De Magistris sospeso da sindaco

Ricevuta la sentenza di condanna, il prefetto di Napoli ha firmato la sospensione

De Magistris sospeso da sindaco

Luigi De Magistris è al capolineo. Entro domani non sarà più sindaco di Napoli. Dopo aver ricevuto la comunicazione del tribunale sulla condanna a un anno e 3 mesi per abuso d'ufficio, il prefetto Francesco Antonio Musolino ha firmato la sospensione del primo cittadino arancione. Che, però, non molla: "Attiverò una fase di rigenerazione amministrativa, cioè starò molto per strada. Sarà una fase che aiuterà molto anche me perché stare in ufficio sottrae tempo da dedicare ai concittadini".

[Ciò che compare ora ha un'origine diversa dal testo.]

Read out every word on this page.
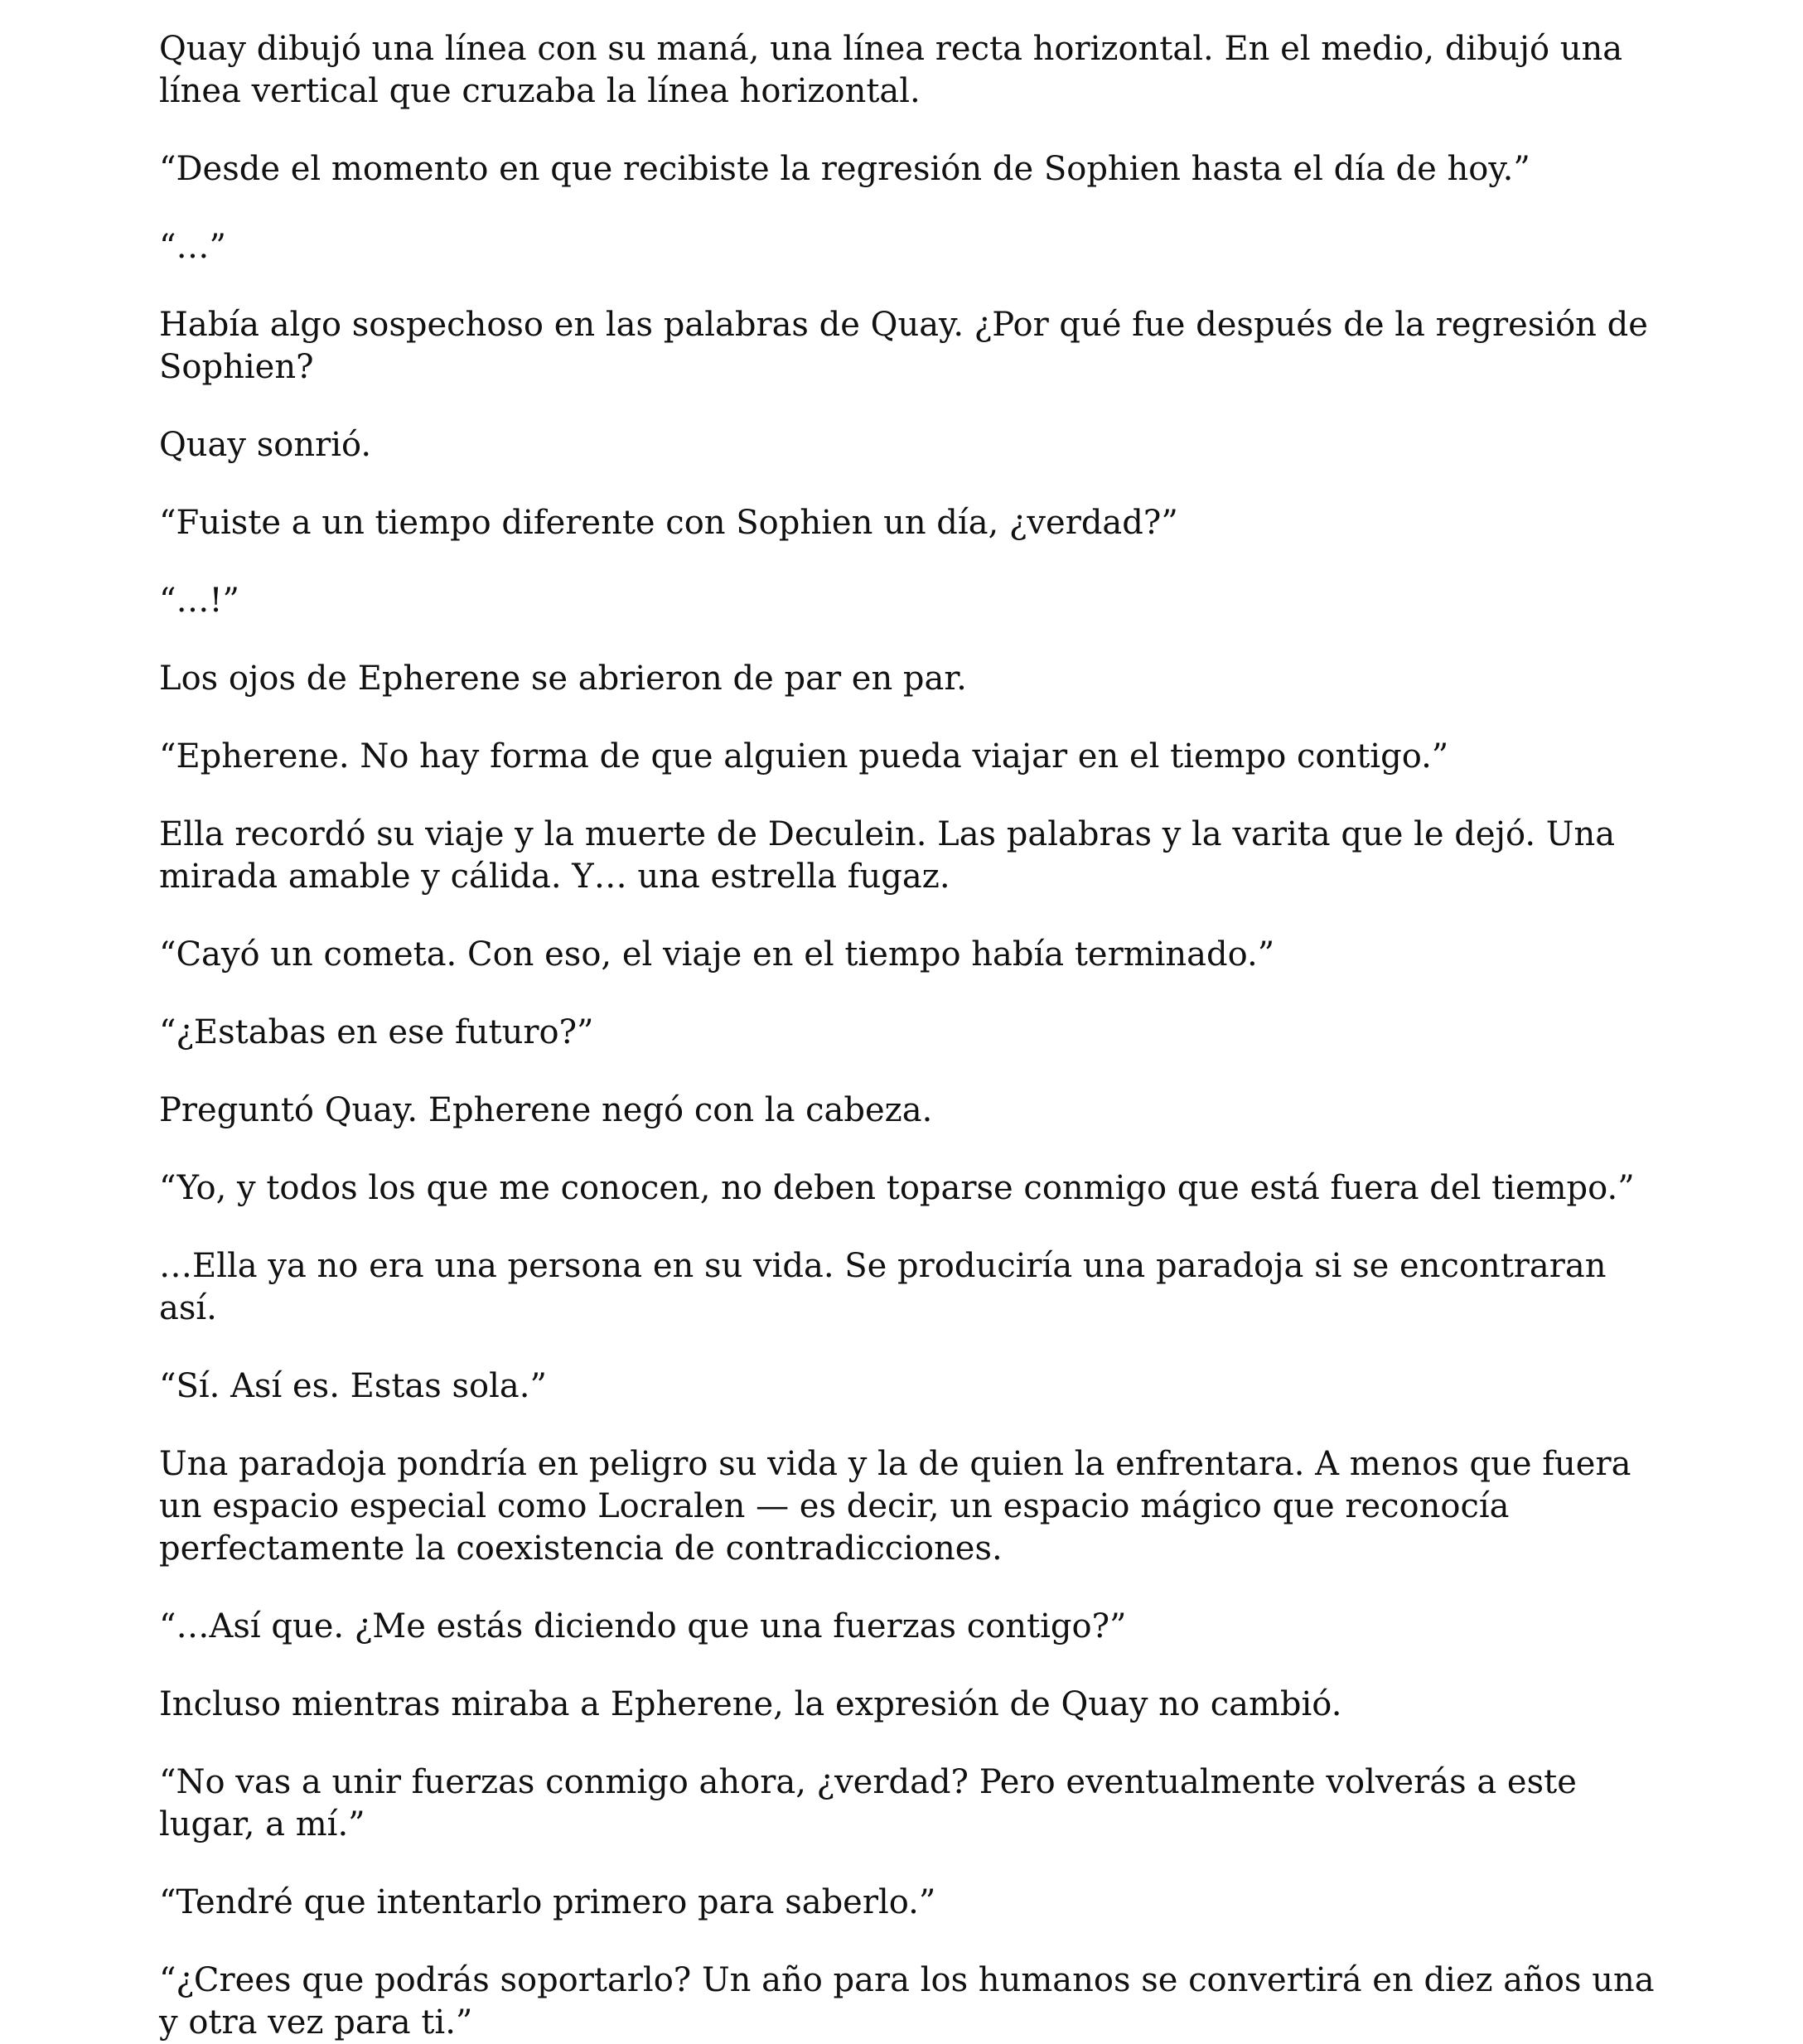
Quay dibujó una línea con su maná, una línea recta horizontal. En el medio, dibujó una línea vertical que cruzaba la línea horizontal.

“Desde el momento en que recibiste la regresión de Sophien hasta el día de hoy.”

“…”

Había algo sospechoso en las palabras de Quay. ¿Por qué fue después de la regresión de Sophien?

Quay sonrió.

“Fuiste a un tiempo diferente con Sophien un día, ¿verdad?”

“…!”

Los ojos de Epherene se abrieron de par en par.

“Epherene. No hay forma de que alguien pueda viajar en el tiempo contigo.”

Ella recordó su viaje y la muerte de Deculein. Las palabras y la varita que le dejó. Una mirada amable y cálida. Y… una estrella fugaz.

“Cayó un cometa. Con eso, el viaje en el tiempo había terminado.”

“¿Estabas en ese futuro?”

Preguntó Quay. Epherene negó con la cabeza.

“Yo, y todos los que me conocen, no deben toparse conmigo que está fuera del tiempo.”

…Ella ya no era una persona en su vida. Se produciría una paradoja si se encontraran así.

“Sí. Así es. Estas sola.”

Una paradoja pondría en peligro su vida y la de quien la enfrentara. A menos que fuera un espacio especial como Locralen — es decir, un espacio mágico que reconocía perfectamente la coexistencia de contradicciones.

“…Así que. ¿Me estás diciendo que una fuerzas contigo?”

Incluso mientras miraba a Epherene, la expresión de Quay no cambió.

“No vas a unir fuerzas conmigo ahora, ¿verdad? Pero eventualmente volverás a este lugar, a mí.”

“Tendré que intentarlo primero para saberlo.”

“¿Crees que podrás soportarlo? Un año para los humanos se convertirá en diez años una y otra vez para ti.”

"La sentenza? Salutatemela". Pur nella difficoltà del momento, De Magistris ha tentato di alleggerire la tensione, con una battuta. Nel corso della conferenza stampa a Palazzo San Giacomo per la presentazione della mostra dell’artista libanese Mazen Kerbaj, il curatore della mostra ha detto che l'artista ha conosciuto bene Napoli: "Ormai è napoletano di adozione". "E allora facciamolo vicesindaco - ha detto De Magistris ridendo - così risolviamo il problema". In realtà, per quanto riguarda il vicesindaco di Napoli Tommaso Sodano la sentenza emessa a suo carico non comporta l'applicazione di provvedimenti sanzionatori o cautelari che inibiscano anche temporaneamente la funzione. Nel corso del question time a Montecitorio, rispondendo a un'interrogazione sull'applicazione della legge Severino, il ministro dell'Interno Angelino Alfano ha spiegato che le disposizioni "appaiono chiare" e "hanno trovato recenti applicazioni in casi analoghi". "Come ha chiarito la Corte Costituzionale - ha sottolineato il titolare del Viminale - la misura si applica anche nell'ipotesi di eventuale sospensione condizionale della pena, che ricorre nel caso di specie".

"Tra 24 ore sarò sindaco sospeso; la prima cosa che farò? Mi vado a piglià un caffè sospeso". Anche nel giorno della sospensione, l'ex pm è tornato a denunciare "atteggiamenti brutti da parte di importanti esponenti della politica e delle istituzioni" e a vantare "tanto affetto dai cittadini, persone senza potere". Per questo, già da domani, dismetterà la fascia tricolore e girerà per il capoluogo partenopeo con una fascia arancione dalla scritta "sindaco sospeso". "Sono motivo di grande forza - ha concluso - vinceremo anche questa battaglia". Presto o tardi, però, dovrà farsene una ragione. I suoi "amici", quelli che per anni lo hanno portato in palmo di mano, lo hanno già depennato. Per il bene di Napoli potrebbe prenderne atto a fare un passo indietro.